Engineering – Architecture, Design, Build
Agile been there for a while, some enterprises are well ahead in their plan regards to Agile adoption, few started, some still finding and fighting over challenges like funding, project management, test automation, continuous integration etc.,
There are plenty of materials available around scaling issues, problems, challenges in large enterprises and you have frameworks and answers to those challenges. First, you need to be an “Agile” organization, regardless of where you stand and how mature you are.
Microservices architecture needs Architect to understand the business problems with the lens of Domain Driven Design (DDD), Domains and Subdomains, Bounded Context and Context maps, Aggregates and Aggregate roots etc., This DDD practice is a journey, you will refine as you go like other adoptions like Agile, DevOps; Eric Evan’s book Domain-Driven-Design-Tackling-Complexity-Software will be great help for someone who is starting with DDD.
Understanding your core domain (problem space) that your team working on, the existing legacy systems in the enterprise, integration with external and third-party products & services, and compliance & regulatory requirements etc., to get your domain modelling correct.
The next bit is designing Microservices itself, you need some guidance, if you are new and finding where to find more relevant answers, you need to then read Sam Newman’s Building-Microservices.
We will discuss some of the architecture and practices like
- Database design for Microservices
- Communication between services
- Continuous Integration
- Test automation
- Automated deployments
Preparing for operational challenges
Architecture is abstract unless it is operational; Hence a well architected and design systems/ services assessed for its quality and characteristics only when it put into operation.
Productionizing Microservices comes with its own challenges.

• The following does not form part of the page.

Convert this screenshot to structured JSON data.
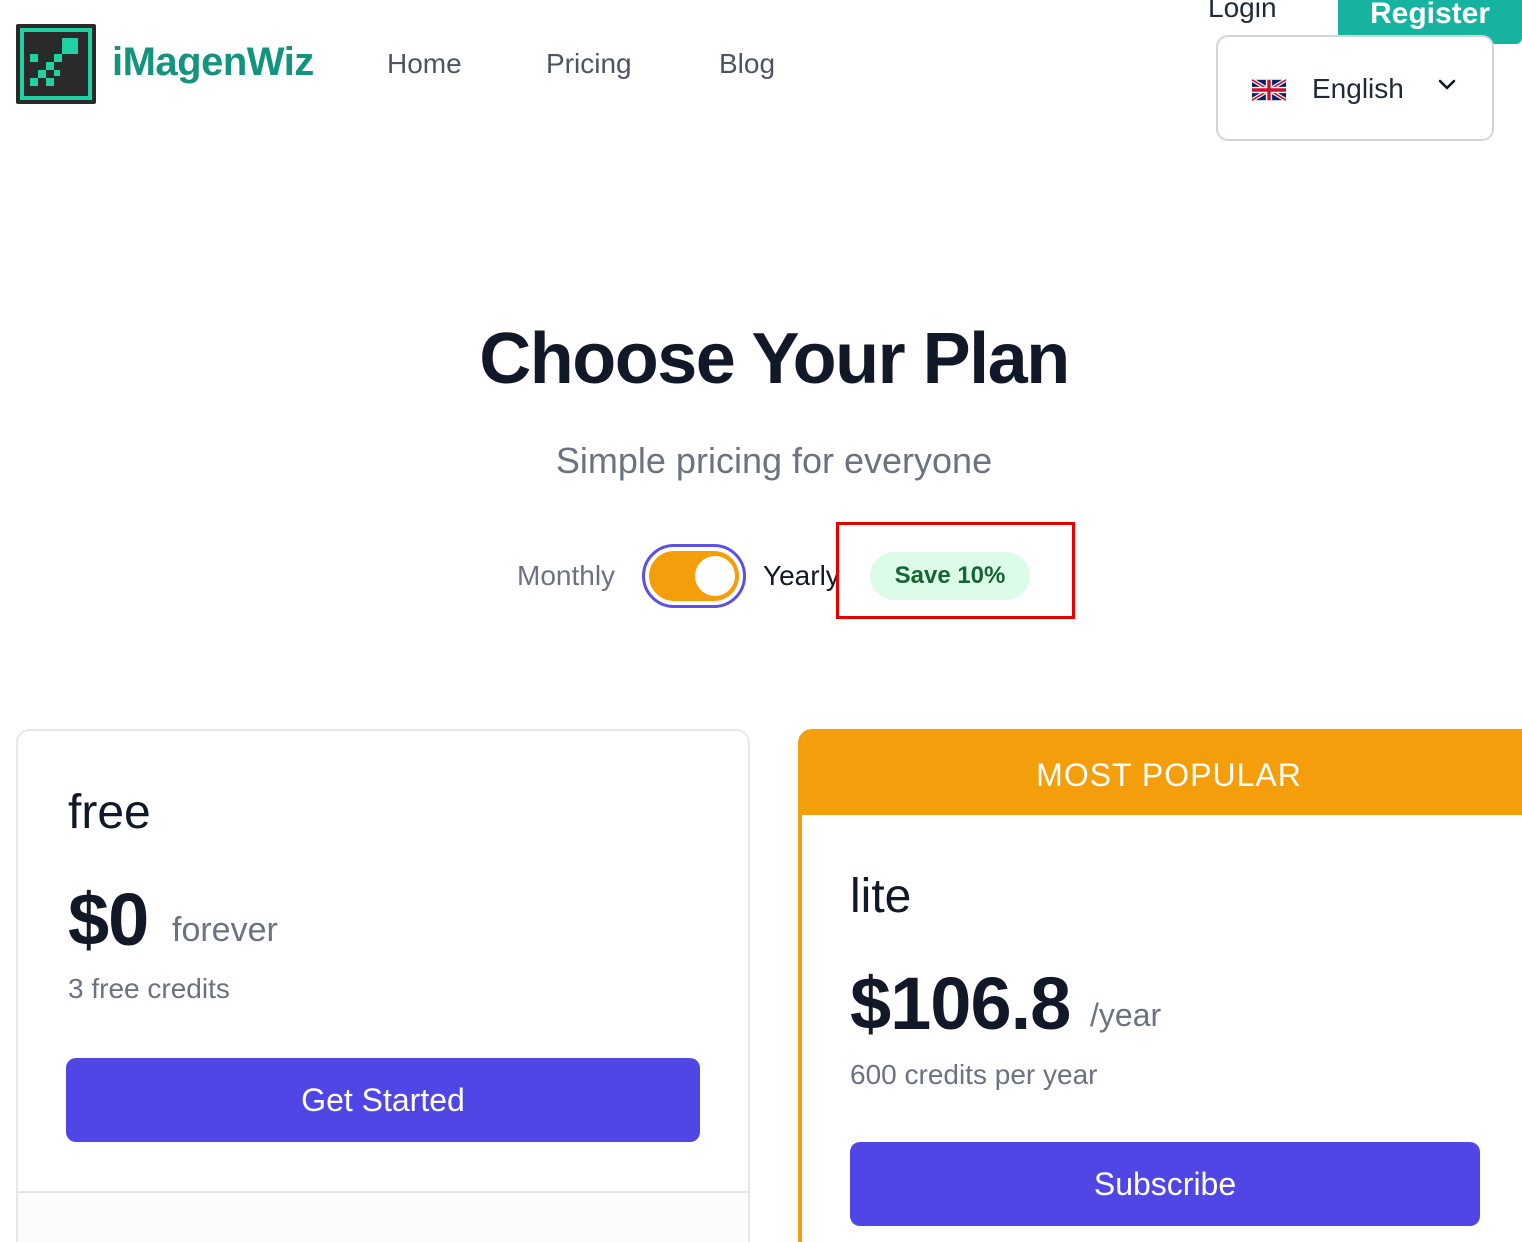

When something goes wrong how to trace the request,
• Handling downstream failures,
• Scaling in-out based on-demand,
• Rolling out new features,
• Service observability,
• How your services are writing logs,
• Where these logs get aggregated,
• How this aggregated information surfaced to the product teams/ squads/operations team.
“Operation is the Business”. The crux of the whole purpose of what we architecture, design, build is all about operationalizing the services. The beauty of design is in the reality of running these services.
It is important to prepare the enterprise for what it is getting into, these requirements might need some significant investments and effort for new tools, log aggregation and dashboard etc.,
Ops team challenges:
- Instead of looking at 4 virtual machines, now they may need to manage 100s to even 1000s of containers running,
- Instead of monitoring one system / one process they might need to observe now 100s of services,
- In some cases the same service instance might be running on ten different hosts/containers.
Enterprises need to understand that manual ops activities do not scale for these kinds of Microservices landscape demands, having good automation practices, right tools, skilled engineers help them to adapt to Microservices.
Right, it seems complicated? No, the fact it is simple.
Answers to the following questions will further help you in your Microservices journey:
- What does the service look like?
- In enterprise big picture, Where does it fit into your ecosystem of services?
- What to measure and what metrics are important?
Let us explore each of these categories and we will deep dive where I have relevant experience. Finally, Microservices challenges in traditional enterprises are real but let us take the bold step.